As part of a public relations effort to "separate the warrior from the war," a series of national programs honoring Vietnam veterans has just been launched with strong backing from the former US hostages in Iran.
Recent government studies confirm that many American veterans of the Vietnam war suffer what is called "delayed stress syndrome." Some experts feel this is linked not only to the unpopularity of the war, but to the fact that its combatants tended to be younger, poorer, less well-educated, and more likely to come from minority groups than those fighting previous wars in US history.
Compared with their peers in the military who did not see combat, those who fought in Vietnam have higher divorce and unemployment rates, are more likely to get into legal difficulties, and have more problems with drugs and alcohol.
Faced with this growing realization, Congress two years ago finally established "Operation Outreach" to provide counseling for troubled vets. Some 91 storefront centers have opened since then with many of the counselors coming from the ranks of Vietnam vets themselves.
By all accounts, the centers have been marked success, with more than 40,000 vets and their family members seeking help. The Veterans Administration (VA) -- which had been criticized for not handling the special problems of Vietnam vets -- recently concluded that Operation Outreach is doing a good job and ought to be expanded.
Being able to discuss fears and concerns with fellow vets away from the more formal VA setting, supporters say, may be "the ounce of prevention" that deters serious problems.

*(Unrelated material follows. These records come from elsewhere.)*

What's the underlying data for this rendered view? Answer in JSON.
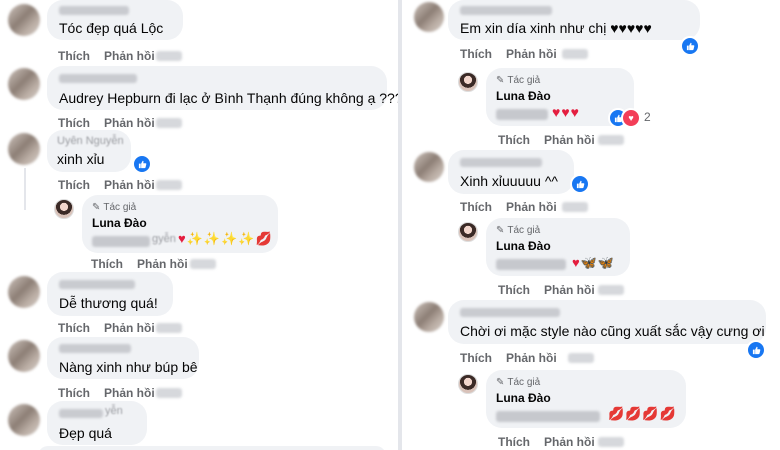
{
  "actions": {
    "like": "Thích",
    "reply": "Phản hồi"
  },
  "author_badge": "Tác giả",
  "left_comments": [
    {
      "text": "Tóc đẹp quá Lộc"
    },
    {
      "text": "Audrey Hepburn đi lạc ở Bình Thạnh đúng không ạ ???"
    },
    {
      "name_partial": "Uyên Nguyễn",
      "text": "xinh xỉu",
      "reply": {
        "author": "Luna Đào",
        "partial": "gyễn",
        "emoji": "♥✨✨✨✨💋"
      }
    },
    {
      "text": "Dễ thương quá!"
    },
    {
      "text": "Nàng xinh như búp bê"
    },
    {
      "name_partial": "yễn",
      "text": "Đẹp quá"
    }
  ],
  "right_comments": [
    {
      "text": "Em xin día xinh như chị ♥♥♥♥♥",
      "reply": {
        "author": "Luna Đào",
        "emoji": "♥♥♥",
        "reaction_count": "2"
      }
    },
    {
      "text": "Xinh xỉuuuuu ^^",
      "reply": {
        "author": "Luna Đào",
        "emoji": "♥🦋🦋"
      }
    },
    {
      "text": "Chời ơi mặc style nào cũng xuất sắc vậy cưng ơi",
      "reply": {
        "author": "Luna Đào",
        "emoji": "💋💋💋💋"
      }
    }
  ],
  "colors": {
    "like_blue": "#1877f2",
    "heart_red": "#f33e58",
    "bubble": "#f0f2f5",
    "action_gray": "#65676b"
  }
}
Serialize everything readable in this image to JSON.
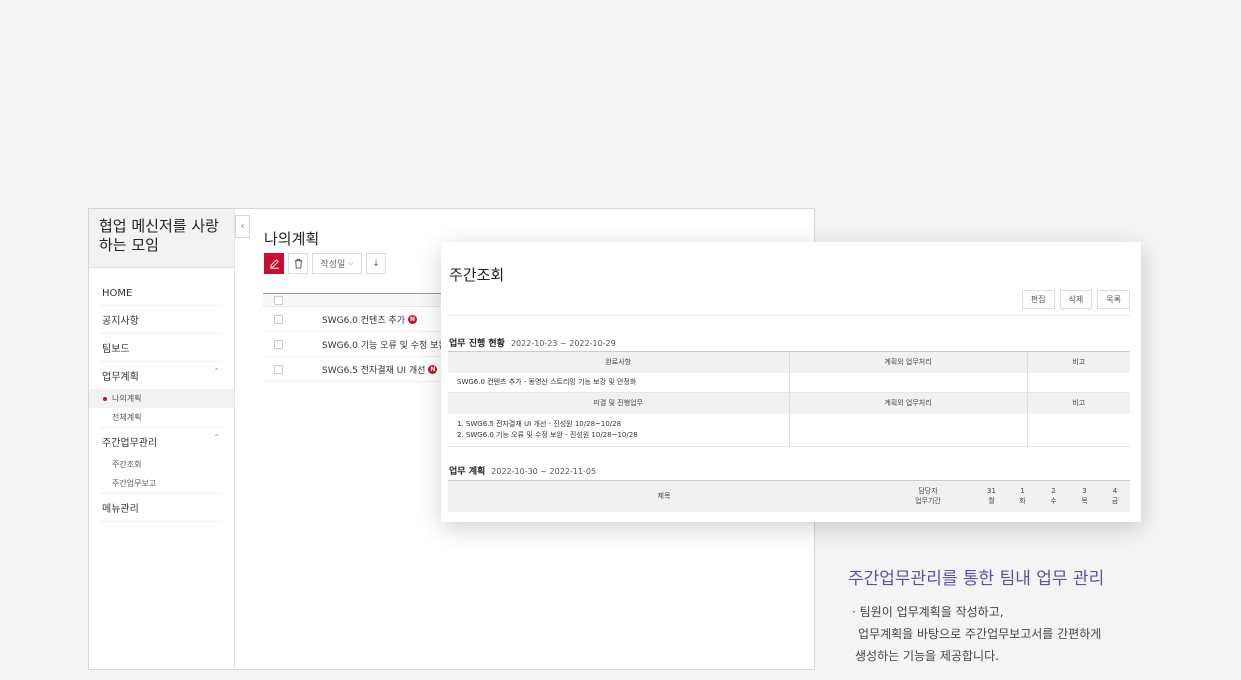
{
  "app": {
    "group_title": "협업 메신저를 사랑하는 모임",
    "nav": [
      {
        "label": "HOME"
      },
      {
        "label": "공지사항"
      },
      {
        "label": "팀보드"
      },
      {
        "label": "업무계획",
        "sub": [
          "나의계획",
          "전체계획"
        ]
      },
      {
        "label": "주간업무관리",
        "sub": [
          "주간조회",
          "주간업무보고"
        ]
      },
      {
        "label": "메뉴관리"
      }
    ],
    "collapse_icon": "‹",
    "main_title": "나의계획",
    "sort_label": "작성일",
    "rows": [
      {
        "title": "SWG6.0 컨텐츠 추가",
        "new": true
      },
      {
        "title": "SWG6.0 기능 오류 및 수정 보완",
        "new": false
      },
      {
        "title": "SWG6.5 전자결재 UI 개선",
        "new": true
      }
    ],
    "new_badge": "N"
  },
  "weekly": {
    "title": "주간조회",
    "buttons": {
      "edit": "편집",
      "delete": "삭제",
      "list": "목록"
    },
    "progress": {
      "heading": "업무 진행 현황",
      "range": "2022-10-23 ~ 2022-10-29",
      "headers": [
        "완료사항",
        "계획외 업무처리",
        "비고"
      ],
      "done_item": "SWG6.0 컨텐츠 추가 - 동영산 스트리밍 기능 보강 및 안정화",
      "headers2": [
        "미결 및 진행업무",
        "계획외 업무처리",
        "비고"
      ],
      "pending_1": "1. SWG6.5 전자결재 UI 개선 - 진성원 10/28~10/28",
      "pending_2": "2. SWG6.0 기능 오류 및 수정 보완 - 진성원 10/28~10/28"
    },
    "plan": {
      "heading": "업무 계획",
      "range": "2022-10-30 ~ 2022-11-05",
      "col_title": "제목",
      "col_owner": "담당자",
      "col_period": "업무기간",
      "days": [
        {
          "date": "31",
          "dow": "월"
        },
        {
          "date": "1",
          "dow": "화"
        },
        {
          "date": "2",
          "dow": "수"
        },
        {
          "date": "3",
          "dow": "목"
        },
        {
          "date": "4",
          "dow": "금"
        }
      ]
    }
  },
  "promo": {
    "title": "주간업무관리를 통한 팀내 업무 관리",
    "line1": "· 팀원이 업무계획을 작성하고,",
    "line2": "업무계획을 바탕으로 주간업무보고서를 간편하게",
    "line3": "생성하는 기능을 제공합니다."
  },
  "colors": {
    "accent": "#c8102e",
    "promo": "#5b4fa8"
  }
}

Nonetheless, the Reagan administration wants to terminate the program when its current legislative mandate runs out this fall. Earlier this year, the White House "hiring freeze" prevented the VA from hiring new program personnel for positions already authorized by Congress.
Sen. Alan Cranston (D) of California and seven Democrats in the House have taken the unprecendented step of suing Office of Management and Budget Director David A. Stockman to force the White House to restore those funds already approriated for the counseling program. A house subcommittee last week unanimously restored additional three-year funding for "Operation Outreach" through 1984.
Significantly, support for the program appears just as strong in the GOP-dominated Senate. Sen. John H. Chafee (R) of Rhode Island calls it "one of the most popular and deserving programs now offered veterans of the Vietnam conflict."
Noting Ronald Reagan's assertion (during the 1980 presidential campaign) that America's purpose in Vietnam was "noble," Sen. Larry Pressler (R) of South Dakota says, "If it was a noble cause, then we should give them a noble reward."
Senator Pressler, one of the few members of Congress to have served in Vietnam, has introduced legislation extending have served in Vietnam, has introduced legislation extending Operation Outreach for two years. His legislation also provides compensation and treatment for those exposed to toxic substances (including Agent Orange), as does a bill authored by Sen. H. John Heinz III (R) of Pennsylvania.
In fact, there already may be some softening of the administration's position on Operation Outreach. A VA official last week told a Senate committee that the White House will continue to fund it if Congress so decides.